The Tobacco Control Act (TCA) prohibits the tobacco industry from being part of any tobacco control policy formulation and implementation process. The law also prohibits the government from accepting any tobacco industry-sponsored activities. The TCA establishes a tobacco control advisory and regulatory body known as the tobacco control committee whose membership excludes the tobacco industry. Members of this committee are explicitly prohibited from having any affiliation with the tobacco industry or any entity furthering its interests.
In January 2017, the Ministry of Trade and Cooperatives (MoTC) provided sponsorship licenses to six tobacco companies and pledged their support in launching the 2017 tobacco season. The Ministry of Health immediately objected to this endorsement and sent a legal notice reminding the MoTC that this endorsement is a violation of the TCA.
The TCA prohibits government officials from endorsing tobacco-related CSR activities. Despite this act, during 2017-18 the Ugandan government took a contrary position during the international meeting of the governing board of the International Labor Organization (ILO). When the ILO reviewed their collaboration with the tobacco industry through their public-private partnership program and discussed whether to end the collaboration, the Ugandan government spoke on behalf of the African region expressing the need to continue the collaboration with the tobacco industry and accept its sponsored CSR activities.
When amending the Excise Duty Act in 2017, the government gave preferential treatment to locally manufactured tobacco products over all imported tobacco products. This was in contravention of the TCA. International travelers are allowed to bring 200 cigarettes or 50 cigars duty free into the country.
The TCA limits interaction with the tobacco industry to only when strictly necessary.
In October 2018, the Speaker of Parliament (Hon. Kadaga Rebecca) officiated the opening of a new tobacco factory in Masese, Jinja, where she committed to amend the TCA to accommodate the tobacco industry’s concerns as investors.
The TCA includes a provision on transparency in instances where interactions with the industry are strictly necessary.
There is no publicly available evidence of any senior officer who joined the tobacco industry upon retirement. However, there is an instance of a former government official who had ties with the tobacco industry when BAT sued the government.
The provision of the TCA sets out good preventive measures to be implemented. All nominated members of the Tobacco Control Committee signed a declaration of interest form before being appointed.
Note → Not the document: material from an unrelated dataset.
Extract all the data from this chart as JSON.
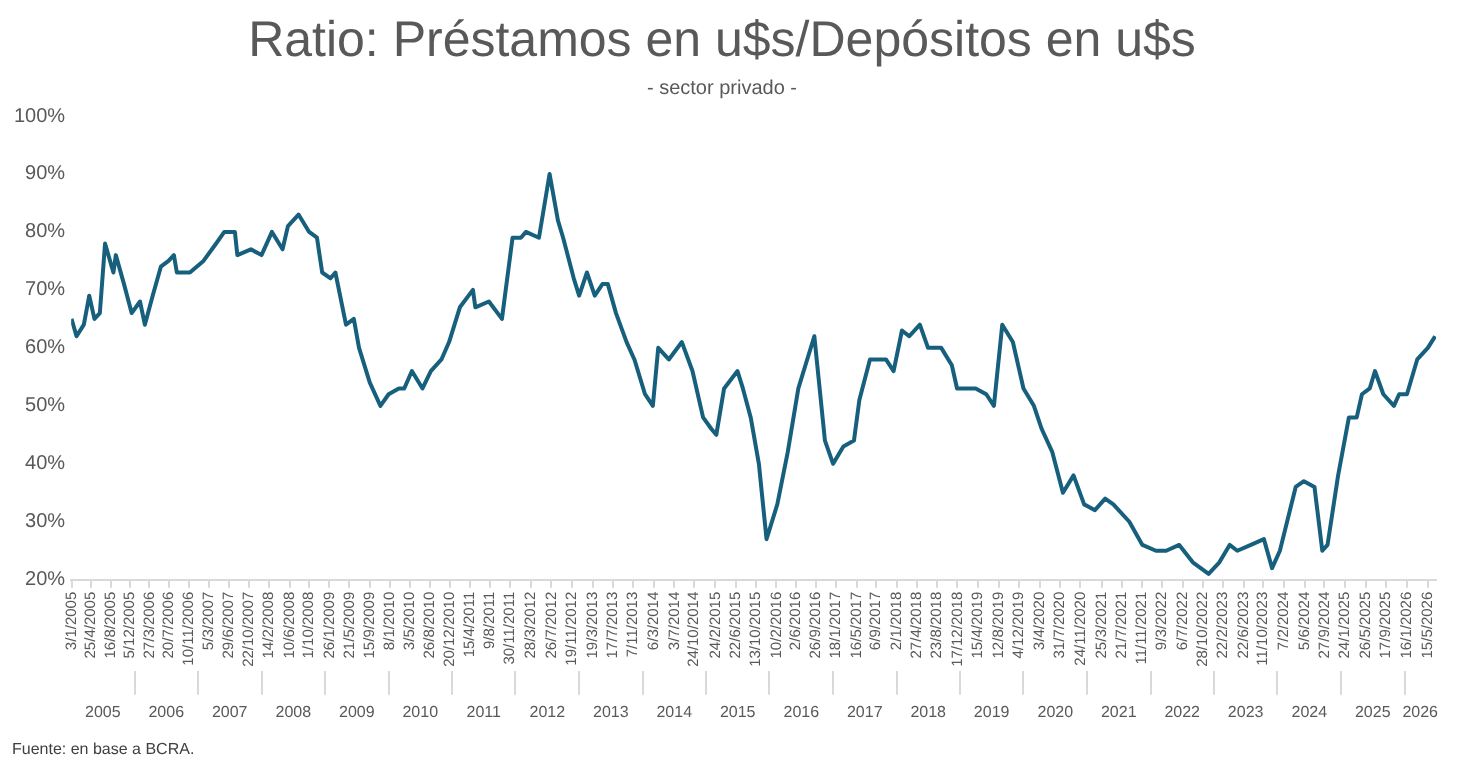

A code of conduct exits and is only for the internal use of the committee.
The government has put in place a policy to disallow the acceptance of all forms of contributions or gifts from the tobacco industry.
The TCA and the sixth schedule require the tobacco industry to periodically submit information.
There is a draft tobacco control communication plan to raise awareness on tobacco control issues.
- There is a need to create awareness on the provisions of the TCA and ensure all departments are aware of its limits when interacting with the tobacco industry.
- Diplomatic missions must be made aware of the TCA so that the law is applied to officials overseas and those who represent the country at international meetings.
- Duty free sale of cigarettes, cigars and tobacco for international travelers should be halted.